New Hampshire Secretary of State Bill Gardner, right, introduces one of the speakers at a meeting of the Presidential Advisory Commission on Election Integrity on Tuesday, Sept. 12, 2017 in Manchester, NH. Kansas Secretary of State Kris Kobach, center, and former Ohio Secretary of State Ken Blackwell, left, also attend. Gardner opened the meeting by defending his participation and the panel's existence, saying it hasn't yet reached any conclusion. (AP Photo/Holly Ramer)

Manchester, N.H. — Kris Kobach, the vice chairman of President Donald Trump’s commission on election fraud, on Tuesday dismissed criticism that the panel is bent on voter suppression, saying there is a “high possibility” it will make no recommendations when it finishes its work — and even if it does, it can’t force states to adopt them.

Trump, a Republican, created the Presidential Advisory Commission on Election Integrity in May to investigate his unsubstantiated claims that millions of people voted illegally in 2016. Democrats have blasted the commission as a biased panel determined to curtail voting rights, and they ramped up their criticism ahead of and during the group’s daylong meeting in New Hampshire.

California Secretary of State Alex Padilla, a Democrat, said some voters have canceled their registrations or been hesitant to register since learning the group has asked state governments to provide data on individual voters.

“Their voting suppression impact has already begun,” he said on a press call organized by the Democratic National Committee.

The commission in June requested any records considered public by states, including driver’s license numbers, partial Social Security numbers and voting histories.

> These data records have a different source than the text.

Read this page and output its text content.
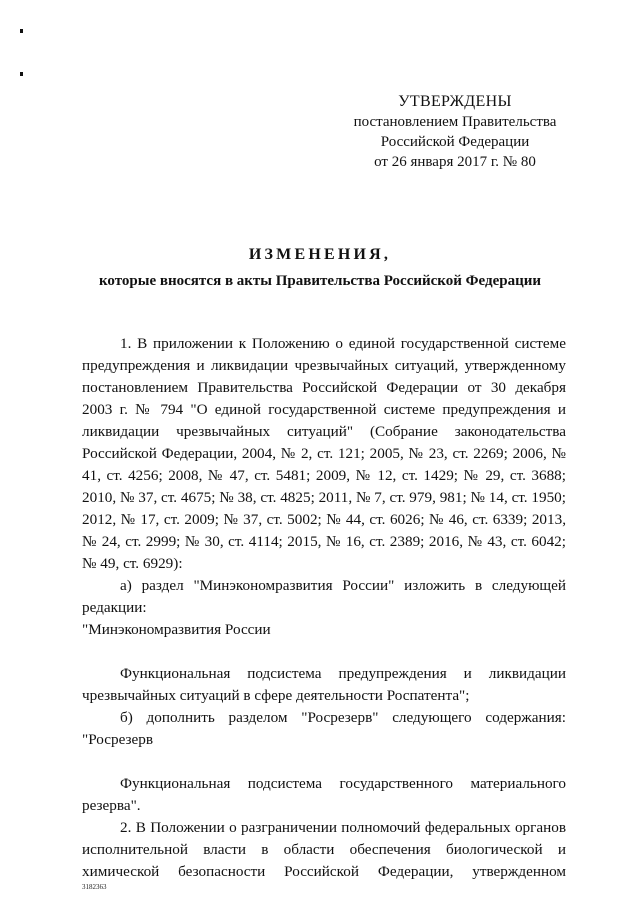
УТВЕРЖДЕНЫ
постановлением Правительства
Российской Федерации
от 26 января 2017 г. № 80
ИЗМЕНЕНИЯ,
которые вносятся в акты Правительства Российской Федерации

1. В приложении к Положению о единой государственной системе предупреждения и ликвидации чрезвычайных ситуаций, утвержденному постановлением Правительства Российской Федерации от 30 декабря 2003 г. № 794 "О единой государственной системе предупреждения и ликвидации чрезвычайных ситуаций" (Собрание законодательства Российской Федерации, 2004, № 2, ст. 121; 2005, № 23, ст. 2269; 2006, № 41, ст. 4256; 2008, № 47, ст. 5481; 2009, № 12, ст. 1429; № 29, ст. 3688; 2010, № 37, ст. 4675; № 38, ст. 4825; 2011, № 7, ст. 979, 981; № 14, ст. 1950; 2012, № 17, ст. 2009; № 37, ст. 5002; № 44, ст. 6026; № 46, ст. 6339; 2013, № 24, ст. 2999; № 30, ст. 4114; 2015, № 16, ст. 2389; 2016, № 43, ст. 6042; № 49, ст. 6929):

а) раздел "Минэкономразвития России" изложить в следующей редакции:

"Минэкономразвития России

Функциональная подсистема предупреждения и ликвидации чрезвычайных ситуаций в сфере деятельности Роспатента";

б) дополнить разделом "Росрезерв" следующего содержания:

"Росрезерв

Функциональная подсистема государственного материального резерва".

2. В Положении о разграничении полномочий федеральных органов исполнительной власти в области обеспечения биологической и химической безопасности Российской Федерации, утвержденном

3182363
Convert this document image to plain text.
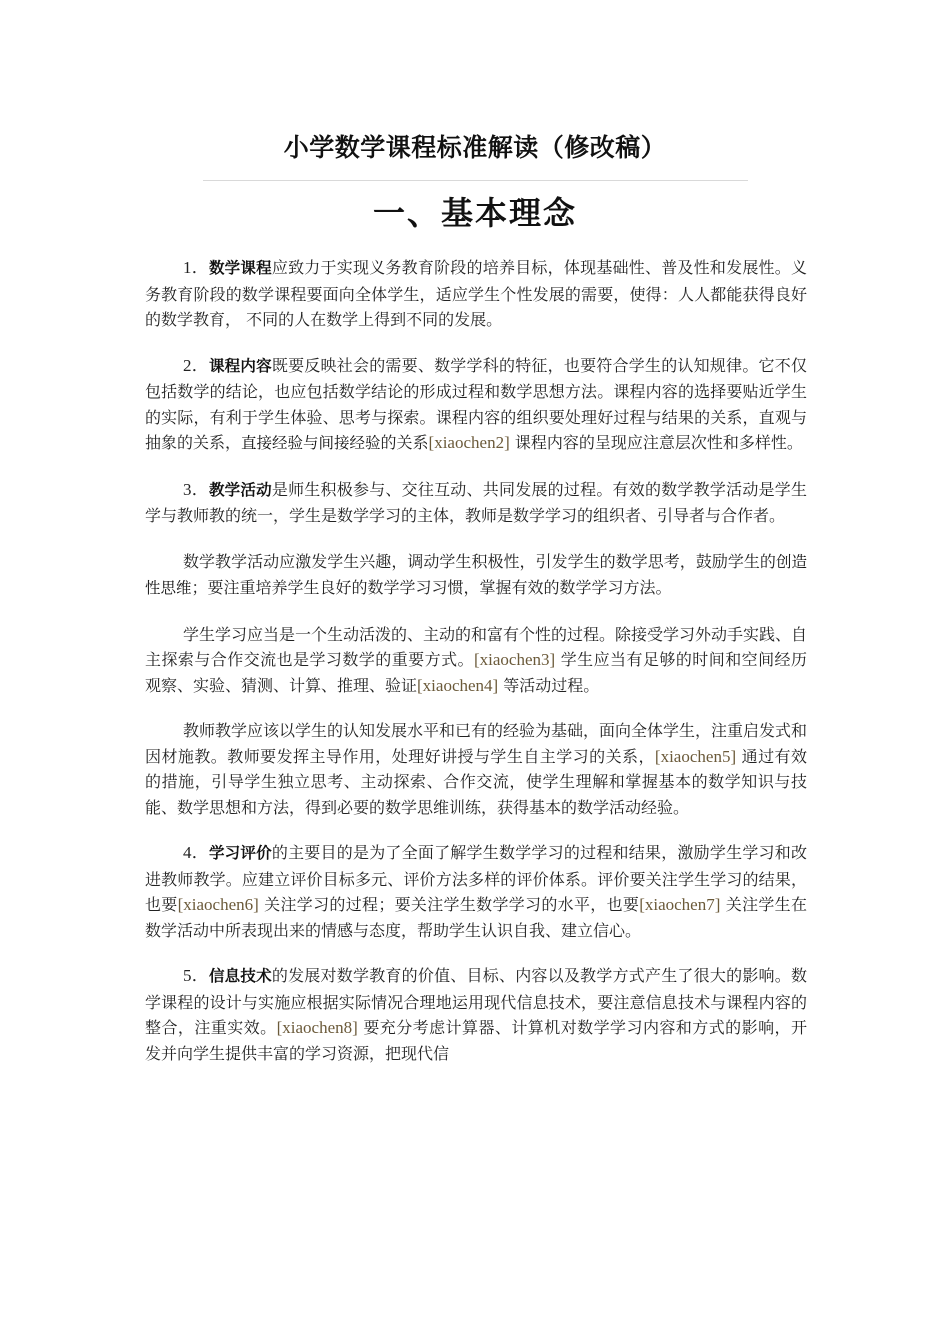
小学数学课程标准解读（修改稿）
一、基本理念

1．数学课程应致力于实现义务教育阶段的培养目标，体现基础性、普及性和发展性。义务教育阶段的数学课程要面向全体学生，适应学生个性发展的需要，使得：人人都能获得良好的数学教育， 不同的人在数学上得到不同的发展。

2．课程内容既要反映社会的需要、数学学科的特征，也要符合学生的认知规律。它不仅包括数学的结论，也应包括数学结论的形成过程和数学思想方法。课程内容的选择要贴近学生的实际，有利于学生体验、思考与探索。课程内容的组织要处理好过程与结果的关系，直观与抽象的关系，直接经验与间接经验的关系[xiaochen2] 课程内容的呈现应注意层次性和多样性。

3．教学活动是师生积极参与、交往互动、共同发展的过程。有效的数学教学活动是学生学与教师教的统一，学生是数学学习的主体，教师是数学学习的组织者、引导者与合作者。

数学教学活动应激发学生兴趣，调动学生积极性，引发学生的数学思考，鼓励学生的创造性思维；要注重培养学生良好的数学学习习惯，掌握有效的数学学习方法。

学生学习应当是一个生动活泼的、主动的和富有个性的过程。除接受学习外动手实践、自主探索与合作交流也是学习数学的重要方式。[xiaochen3] 学生应当有足够的时间和空间经历观察、实验、猜测、计算、推理、验证[xiaochen4] 等活动过程。

教师教学应该以学生的认知发展水平和已有的经验为基础，面向全体学生，注重启发式和因材施教。教师要发挥主导作用，处理好讲授与学生自主学习的关系，[xiaochen5] 通过有效的措施，引导学生独立思考、主动探索、合作交流，使学生理解和掌握基本的数学知识与技能、数学思想和方法，得到必要的数学思维训练，获得基本的数学活动经验。

4．学习评价的主要目的是为了全面了解学生数学学习的过程和结果，激励学生学习和改进教师教学。应建立评价目标多元、评价方法多样的评价体系。评价要关注学生学习的结果，也要[xiaochen6] 关注学习的过程；要关注学生数学学习的水平，也要[xiaochen7] 关注学生在数学活动中所表现出来的情感与态度，帮助学生认识自我、建立信心。

5．信息技术的发展对数学教育的价值、目标、内容以及教学方式产生了很大的影响。数学课程的设计与实施应根据实际情况合理地运用现代信息技术，要注意信息技术与课程内容的整合，注重实效。[xiaochen8] 要充分考虑计算器、计算机对数学学习内容和方式的影响，开发并向学生提供丰富的学习资源，把现代信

No state is sending all of the information sought, and 14 states are denying the commission’s request.

There was no mention of the data request during the commission’s meeting, which included presentations about historical election turnout data, electronic voting systems and issues affecting public confidence in elections. But speaking to reporters afterward, Kobach emphasized that states are only being asked to send already-public information and called the Democrats’ criticism about voter suppression “bizarre.”

“The claim goes something like this: The commission will meet, then they’ll recommend things like photo ID or some other election security measure, then the states will adopt them. There’s your leap in logic. The commission does not have the ability to do a Jedi mind trick on a state legislature and force them to adopt anything,” said Kobach, the Republican secretary of state in Kansas.

“All the commission is doing is collecting data,” he added. “It may make recommendations, or I think at this point there’s a high possibility the commission makes no recommendations and they just say, ‘Here’s the data. States, do with it what you want.'”

Privacy advocates have raised concerns about the information being collected in one central place, although the commission has said the detailed data will not be made public and will be destroyed when the commission is done with it.

Kobach said 20 states have sent data so far. He said the commission hopes to use it to investigate possible cases of people voting in multiple states but said that will depend on how much information it receives.